Investors removed $9bn from stocks and shares across Africa, Latin America, eastern Europe and Asia in October, according to figures from the Washington-based Institute of International Finance, which tracks all cross-border investment into developing countries by non-residents.
Cooling sentiment towards emerging markets because of slowing growth in China and unwinding monetary stimulus in the US has been exacerbated by general nervousness about uneven global growth.
The FTSE Emerging index, which consists of developing countries including China, Brazil and India, has lost more than 10 per cent since early September.
“Overall, flows to emerging markets have ground to a halt,” said IIF chief economist Charles Collyns. “There has been some stabilisation in recent days but we expect the pattern of rising risk aversion and shifting Fed rate expectations to continue.”
Outflows have been particularly pronounced in emerging Europe, where Russia’s conflict with Ukraine has left Russian companies facing a possible credit crunch unless western sanctions are relaxed, according to credit rating agency Moody’s.

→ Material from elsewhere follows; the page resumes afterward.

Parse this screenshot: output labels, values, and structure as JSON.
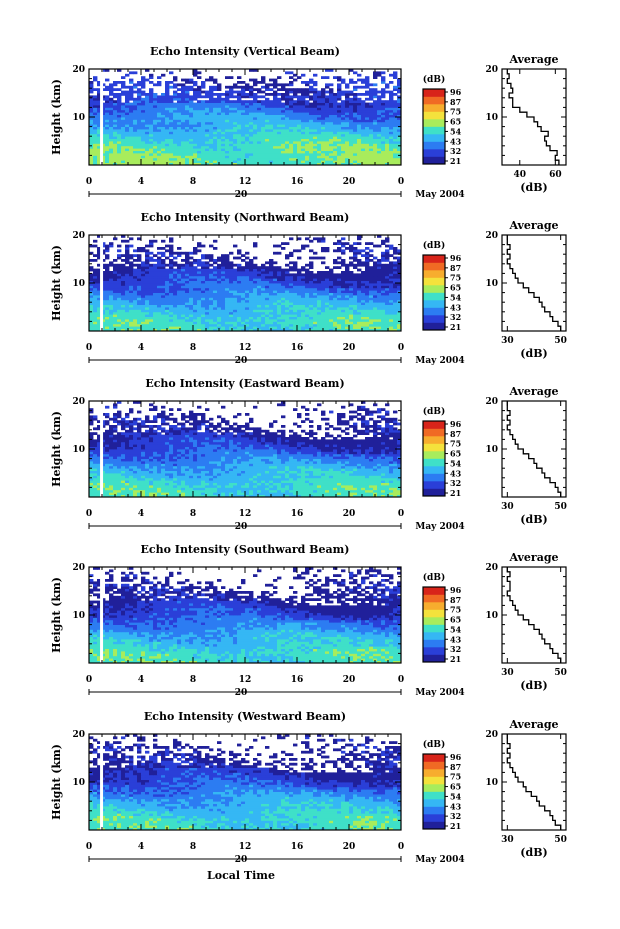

However, figures from the IIF show that equity flows were waning across all emerging markets, including Latin America and emerging Asia, where the Chinese ecommerce company Alibaba made the world’s largest stock market debut in September.
“When markets are calm investors tend to differentiate between countries more,” said Paul McNamara, a fund manager at GAM. “But right now there has been a blanket reaction across the sector. There have been some domestic problems in places such as Russia, Venezuela and Argentina but what’s happening is really being driven by the developed world.”